Effects of NRG-1 gene deletion on basal synaptic transmission. A, PPF was measured by applying two closely spaced stimuli, and the ratio of the second response to the first response was calculated. PPF was enhanced in NRG1(ΔEGF)^+/− slices (open circles; n = 67) compared with wild-type slices (filled squares; n = 76). B, PPF was measured in untreated NRG1(ΔEGF)^+/− slices (solid line; n = 18), then slices were treated for 30 min with 1 nm NRG1β1, and facilitation was measured again (dotted line). C, The rate of synaptic fatigue during a 100 Hz stimulus train was fit by a single-exponential function. The resulting rates were similar between wild-type (filled squares; 5.5 stimuli; n = 24) and NRG1^+/− (open circles; 6.2 stimuli; n = 17) slices.

Figure 7.

Effects of NRG1 gene deletion on LTP. A, LTP was induced by five trains of 100 Hz stimuli lasting 200 ms, with each train separated by 10 s. Data are normalized to baseline values preceding LTP induction, and mean potentiation was measured 45 min after tetanus.
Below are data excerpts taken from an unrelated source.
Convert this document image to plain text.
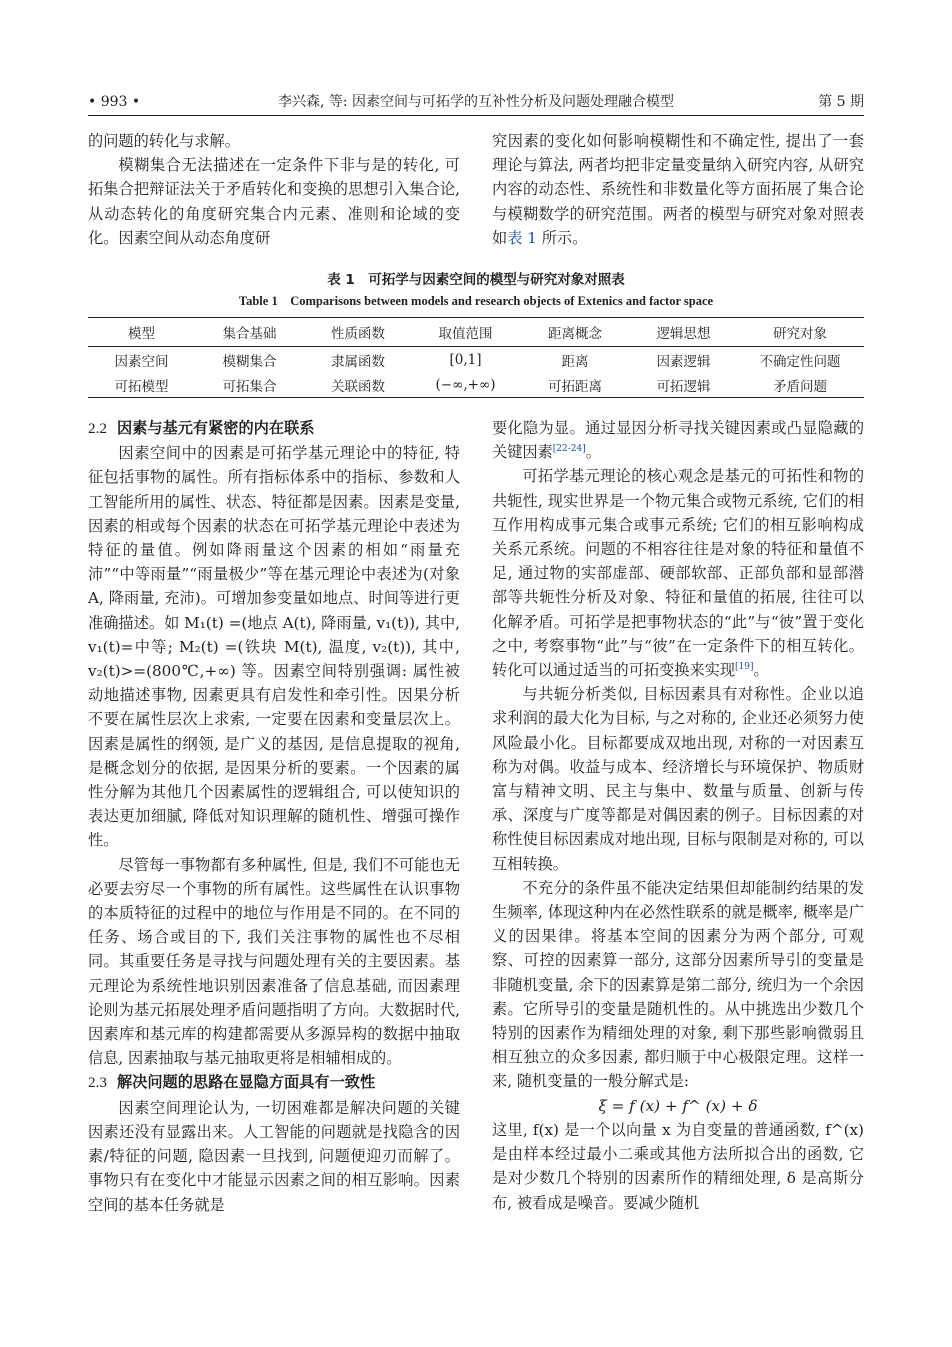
• 993 •	李兴森, 等: 因素空间与可拓学的互补性分析及问题处理融合模型	第 5 期

的问题的转化与求解。

模糊集合无法描述在一定条件下非与是的转化, 可拓集合把辩证法关于矛盾转化和变换的思想引入集合论, 从动态转化的角度研究集合内元素、准则和论域的变化。因素空间从动态角度研

究因素的变化如何影响模糊性和不确定性, 提出了一套理论与算法, 两者均把非定量变量纳入研究内容, 从研究内容的动态性、系统性和非数量化等方面拓展了集合论与模糊数学的研究范围。两者的模型与研究对象对照表如表 1 所示。

表 1　可拓学与因素空间的模型与研究对象对照表
Table 1　Comparisons between models and research objects of Extenics and factor space
模型	集合基础	性质函数	取值范围	距离概念	逻辑思想	研究对象
因素空间	模糊集合	隶属函数	[0,1]	距离	因素逻辑	不确定性问题
可拓模型	可拓集合	关联函数	(−∞,+∞)	可拓距离	可拓逻辑	矛盾问题
2.2 因素与基元有紧密的内在联系

因素空间中的因素是可拓学基元理论中的特征, 特征包括事物的属性。所有指标体系中的指标、参数和人工智能所用的属性、状态、特征都是因素。因素是变量, 因素的相或每个因素的状态在可拓学基元理论中表述为特征的量值。例如降雨量这个因素的相如“雨量充沛”“中等雨量”“雨量极少”等在基元理论中表述为(对象 A, 降雨量, 充沛)。可增加参变量如地点、时间等进行更准确描述。如 M₁(t) =(地点 A(t), 降雨量, v₁(t)), 其中, v₁(t)=中等; M₂(t) =(铁块 M(t), 温度, v₂(t)), 其中, v₂(t)>=(800℃,+∞) 等。因素空间特别强调: 属性被动地描述事物, 因素更具有启发性和牵引性。因果分析不要在属性层次上求索, 一定要在因素和变量层次上。因素是属性的纲领, 是广义的基因, 是信息提取的视角, 是概念划分的依据, 是因果分析的要素。一个因素的属性分解为其他几个因素属性的逻辑组合, 可以使知识的表达更加细腻, 降低对知识理解的随机性、增强可操作性。

尽管每一事物都有多种属性, 但是, 我们不可能也无必要去穷尽一个事物的所有属性。这些属性在认识事物的本质特征的过程中的地位与作用是不同的。在不同的任务、场合或目的下, 我们关注事物的属性也不尽相同。其重要任务是寻找与问题处理有关的主要因素。基元理论为系统性地识别因素准备了信息基础, 而因素理论则为基元拓展处理矛盾问题指明了方向。大数据时代, 因素库和基元库的构建都需要从多源异构的数据中抽取信息, 因素抽取与基元抽取更将是相辅相成的。

2.3 解决问题的思路在显隐方面具有一致性

因素空间理论认为, 一切困难都是解决问题的关键因素还没有显露出来。人工智能的问题就是找隐含的因素/特征的问题, 隐因素一旦找到, 问题便迎刃而解了。事物只有在变化中才能显示因素之间的相互影响。因素空间的基本任务就是

要化隐为显。通过显因分析寻找关键因素或凸显隐藏的关键因素[22-24]。

可拓学基元理论的核心观念是基元的可拓性和物的共轭性, 现实世界是一个物元集合或物元系统, 它们的相互作用构成事元集合或事元系统; 它们的相互影响构成关系元系统。问题的不相容往往是对象的特征和量值不足, 通过物的实部虚部、硬部软部、正部负部和显部潜部等共轭性分析及对象、特征和量值的拓展, 往往可以化解矛盾。可拓学是把事物状态的“此”与“彼”置于变化之中, 考察事物“此”与“彼”在一定条件下的相互转化。转化可以通过适当的可拓变换来实现[19]。

与共轭分析类似, 目标因素具有对称性。企业以追求利润的最大化为目标, 与之对称的, 企业还必须努力使风险最小化。目标都要成双地出现, 对称的一对因素互称为对偶。收益与成本、经济增长与环境保护、物质财富与精神文明、民主与集中、数量与质量、创新与传承、深度与广度等都是对偶因素的例子。目标因素的对称性使目标因素成对地出现, 目标与限制是对称的, 可以互相转换。

不充分的条件虽不能决定结果但却能制约结果的发生频率, 体现这种内在必然性联系的就是概率, 概率是广义的因果律。将基本空间的因素分为两个部分, 可观察、可控的因素算一部分, 这部分因素所导引的变量是非随机变量, 余下的因素算是第二部分, 统归为一个余因素。它所导引的变量是随机性的。从中挑选出少数几个特别的因素作为精细处理的对象, 剩下那些影响微弱且相互独立的众多因素, 都归顺于中心极限定理。这样一来, 随机变量的一般分解式是:

ξ = f (x) + f^ (x) + δ

这里, f(x) 是一个以向量 x 为自变量的普通函数, f^(x) 是由样本经过最小二乘或其他方法所拟合出的函数, 它是对少数几个特别的因素所作的精细处理, δ 是高斯分布, 被看成是噪音。要减少随机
LTP was not significantly different between wild-type (filled squares; n = 24) and NRG1(ΔEGF)^+/− (open circles; n = 17) slices. B, LTP was induced by theta-burst stimulation (TBS) consisting of 10 sets of four stimuli given at 100 Hz, with each set separated by 200 ms. Theta-burst-induced LTP was significantly diminished in NRG1(ΔEGF)^+/− slices (open circles; n = 13) compared with wild-type slices (filled squares; n = 13).

Figure 8.

Effects of exogenously applied NRG1 on LTP in wild-type and NRG1(ΔEGF)^+/− slices. A, NRG1β1 was applied to wild-type slices at varying concentrations for 30 min after a stable baseline of at least 10 min was achieved. LTP was induced as described previously by a tetanic train. NRG1β1 inhibited tetanus-induced LTP in wild-type slices, ∼50% at 0.1 nm (n = 18), and completely ablated it at 1 nm (n = 8). B, NRG1β1 enhanced tetanus-induced LTP at low concentrations (0.1 nm; n = 9) in NRG1(ΔEGF)^+/− slices but inhibits LTP at higher concentrations of 1 nm (n = 8) and 10 nm (n = 5). C, NRG1β1 inhibited theta-burst-induced LTP in wild-type slices, ∼50% at 0.1 nm (n = 4) and completely at 1 nm (n = 4). D, Acute treatment with NRG1β1 dose-dependently reversed deficits in theta-burst-induced LTP in NRG1(ΔEGF)^+/− slices. The deficit was partially ameliorated with 0.1 nm (n = 11) and 10 nm (n = 5) NRG1β1 and was maximally reversed with 1 nm NRG1β1 (n = 15).